As part of the role he's volunteered to be chair of the CIBSE School Design Group.  He has worked across a range of sectors in his time at Max Fordham including cultural buildings, sports, higher education and offices but has usually had at least one school on the go at some stage of development both in the state and independent sectors. He passionately believes that good MEP design and collaboration is required to realise a great final result of an integrated building where it looks good and everything works.

Ruth Kelly Waskett
Hoare Lea

Ruth is a lighting consultant with a background in engineering, lighting design and academia. She’s passionate about the role of daylight and sunlight in bringing buildings to life, and the impact of daylight exposure on the health and wellbeing of building occupants. Ruth worked as a mechanical building services engineer before specialising in lighting, giving her an appreciation of the key part played by lighting and daylighting in the wider context of sustainable building design. Ruth’s PhD research looked at the user experience of smart glazing in a UK office, and she has a particular interest in the real-life issues associated with automated building technology, particularly those that offer daylight control.

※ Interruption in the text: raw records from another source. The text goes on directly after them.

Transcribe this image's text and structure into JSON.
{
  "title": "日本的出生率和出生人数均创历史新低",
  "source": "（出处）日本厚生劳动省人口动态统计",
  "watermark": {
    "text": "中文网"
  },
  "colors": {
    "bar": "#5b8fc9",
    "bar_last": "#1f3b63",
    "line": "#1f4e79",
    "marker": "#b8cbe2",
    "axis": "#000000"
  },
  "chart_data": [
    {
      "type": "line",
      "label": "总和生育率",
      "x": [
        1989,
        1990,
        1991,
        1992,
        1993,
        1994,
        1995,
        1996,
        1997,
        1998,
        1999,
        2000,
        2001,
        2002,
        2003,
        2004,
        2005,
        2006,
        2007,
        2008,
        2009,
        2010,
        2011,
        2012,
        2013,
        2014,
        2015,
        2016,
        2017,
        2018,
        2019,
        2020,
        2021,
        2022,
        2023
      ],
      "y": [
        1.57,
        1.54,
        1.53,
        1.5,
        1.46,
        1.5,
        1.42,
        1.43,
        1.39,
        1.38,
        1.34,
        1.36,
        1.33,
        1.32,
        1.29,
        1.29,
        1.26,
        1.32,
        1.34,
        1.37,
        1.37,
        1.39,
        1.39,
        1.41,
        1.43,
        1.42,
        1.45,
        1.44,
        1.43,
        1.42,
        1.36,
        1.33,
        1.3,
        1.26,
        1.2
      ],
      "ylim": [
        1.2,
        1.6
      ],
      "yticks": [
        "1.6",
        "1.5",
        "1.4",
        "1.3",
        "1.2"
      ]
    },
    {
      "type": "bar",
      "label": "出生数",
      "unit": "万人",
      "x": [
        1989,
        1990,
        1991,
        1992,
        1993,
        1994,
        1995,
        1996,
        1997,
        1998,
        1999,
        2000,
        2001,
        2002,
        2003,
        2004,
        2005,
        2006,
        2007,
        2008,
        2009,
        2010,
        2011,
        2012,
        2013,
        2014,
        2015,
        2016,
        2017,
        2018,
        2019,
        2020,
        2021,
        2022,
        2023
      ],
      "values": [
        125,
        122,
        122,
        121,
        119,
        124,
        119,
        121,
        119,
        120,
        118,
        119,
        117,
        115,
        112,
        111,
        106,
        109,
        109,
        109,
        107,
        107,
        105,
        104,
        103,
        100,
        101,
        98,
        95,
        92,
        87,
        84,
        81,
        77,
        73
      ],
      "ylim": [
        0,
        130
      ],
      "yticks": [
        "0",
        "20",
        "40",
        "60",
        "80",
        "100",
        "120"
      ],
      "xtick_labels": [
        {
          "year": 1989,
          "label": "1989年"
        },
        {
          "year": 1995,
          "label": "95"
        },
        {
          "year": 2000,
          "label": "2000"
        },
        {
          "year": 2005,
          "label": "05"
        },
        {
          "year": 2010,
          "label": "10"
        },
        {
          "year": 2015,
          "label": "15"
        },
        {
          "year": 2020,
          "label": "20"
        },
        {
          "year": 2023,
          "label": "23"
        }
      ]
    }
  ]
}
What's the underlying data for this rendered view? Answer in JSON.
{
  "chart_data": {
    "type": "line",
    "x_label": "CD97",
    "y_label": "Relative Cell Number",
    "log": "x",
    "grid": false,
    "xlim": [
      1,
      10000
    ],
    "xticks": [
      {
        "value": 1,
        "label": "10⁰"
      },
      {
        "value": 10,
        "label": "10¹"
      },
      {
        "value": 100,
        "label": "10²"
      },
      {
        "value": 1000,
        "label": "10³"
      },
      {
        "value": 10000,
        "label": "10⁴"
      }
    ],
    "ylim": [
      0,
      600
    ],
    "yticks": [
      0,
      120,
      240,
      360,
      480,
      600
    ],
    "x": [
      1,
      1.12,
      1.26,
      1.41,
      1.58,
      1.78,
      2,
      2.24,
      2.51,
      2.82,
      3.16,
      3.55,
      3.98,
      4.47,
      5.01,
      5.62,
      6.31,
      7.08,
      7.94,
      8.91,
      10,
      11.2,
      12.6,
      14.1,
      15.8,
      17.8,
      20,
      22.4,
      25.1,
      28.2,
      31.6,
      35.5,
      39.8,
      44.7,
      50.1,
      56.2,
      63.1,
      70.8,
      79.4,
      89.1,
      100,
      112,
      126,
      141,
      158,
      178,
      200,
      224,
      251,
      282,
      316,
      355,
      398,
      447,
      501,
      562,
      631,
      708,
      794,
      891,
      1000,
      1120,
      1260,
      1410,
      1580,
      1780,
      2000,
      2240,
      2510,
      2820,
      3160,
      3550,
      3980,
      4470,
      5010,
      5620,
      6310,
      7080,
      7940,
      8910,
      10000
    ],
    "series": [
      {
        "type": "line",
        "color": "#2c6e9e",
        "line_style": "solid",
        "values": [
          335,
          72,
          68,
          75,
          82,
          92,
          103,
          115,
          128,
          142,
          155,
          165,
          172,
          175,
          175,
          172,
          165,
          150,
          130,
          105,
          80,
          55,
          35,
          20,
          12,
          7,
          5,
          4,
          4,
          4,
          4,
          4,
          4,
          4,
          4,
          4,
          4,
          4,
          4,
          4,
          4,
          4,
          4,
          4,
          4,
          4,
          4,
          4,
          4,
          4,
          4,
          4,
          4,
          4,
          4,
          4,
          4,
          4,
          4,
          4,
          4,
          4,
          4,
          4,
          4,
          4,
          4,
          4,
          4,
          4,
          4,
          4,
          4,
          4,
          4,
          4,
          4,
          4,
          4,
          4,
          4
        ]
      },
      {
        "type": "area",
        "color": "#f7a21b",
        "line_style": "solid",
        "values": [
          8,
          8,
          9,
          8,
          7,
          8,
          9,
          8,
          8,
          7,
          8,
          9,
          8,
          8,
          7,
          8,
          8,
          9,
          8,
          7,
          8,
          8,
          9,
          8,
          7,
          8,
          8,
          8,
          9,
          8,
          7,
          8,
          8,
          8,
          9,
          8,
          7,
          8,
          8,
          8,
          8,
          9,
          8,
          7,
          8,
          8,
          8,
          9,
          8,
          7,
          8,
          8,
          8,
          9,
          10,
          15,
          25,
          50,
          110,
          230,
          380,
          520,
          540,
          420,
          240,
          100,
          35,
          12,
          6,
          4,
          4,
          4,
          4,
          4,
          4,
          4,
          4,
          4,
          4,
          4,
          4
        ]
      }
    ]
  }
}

Ruth is a Vice-President of the Society of Light & Lighting (SLL), a part of the Chartered Institution of Building Services Engineers (CIBSE). She led the revision of the SLL Daylighting design guide in 2014 and is a regular contributor to various CIBSE and SLL guidance documents. She also contributes to the Daylight module of the Lighting Education Trust (LET) Diploma Course and is a visiting lecturer at the Bartlett School, UCL, with involvement in the MSc in Light & Lighting and MEng in Architectural Engineering.

Nick Hopper
Monodraught
 

Nick Hopper serves as the Technical Director for Monodraught with responsibility for commercial project success and innovations. 

Having spent over twenty years in the energy-efficient technology industry, Nick has a great insight into the viability of innovative products. He is a named inventor on numerous low energy building product patents covering technologies for natural ventilation solutions, natural daylighting designs and optimised phase change material systems.

Paul Cooper
Hoare Lea
 

Paul has a huge passion for delivering school buildings and takes great pride in the knowledge that the buildings he has delivered will provide a lasting legacy for thousands.


He worked closely with the Education and Skills Funding Agency (ESFA) on the production of a range of Employer’s Requirements documents, such as the Facilities Output Specification, Output Specification and BB101.

Additionally, he has delivered more than 60 schools and academy buildings, ranging from small extensions to substantial new school estates. Almost all of these schemes have been delivered through the ESFA Priority Schools framework and have been designed to meet the EFSA FOS and OS requirements. The experience of delivering these schemes gives him a huge insight into the role that MEP, daylighting, acoustics and fire engineering can have on the delivery of successful school buildings.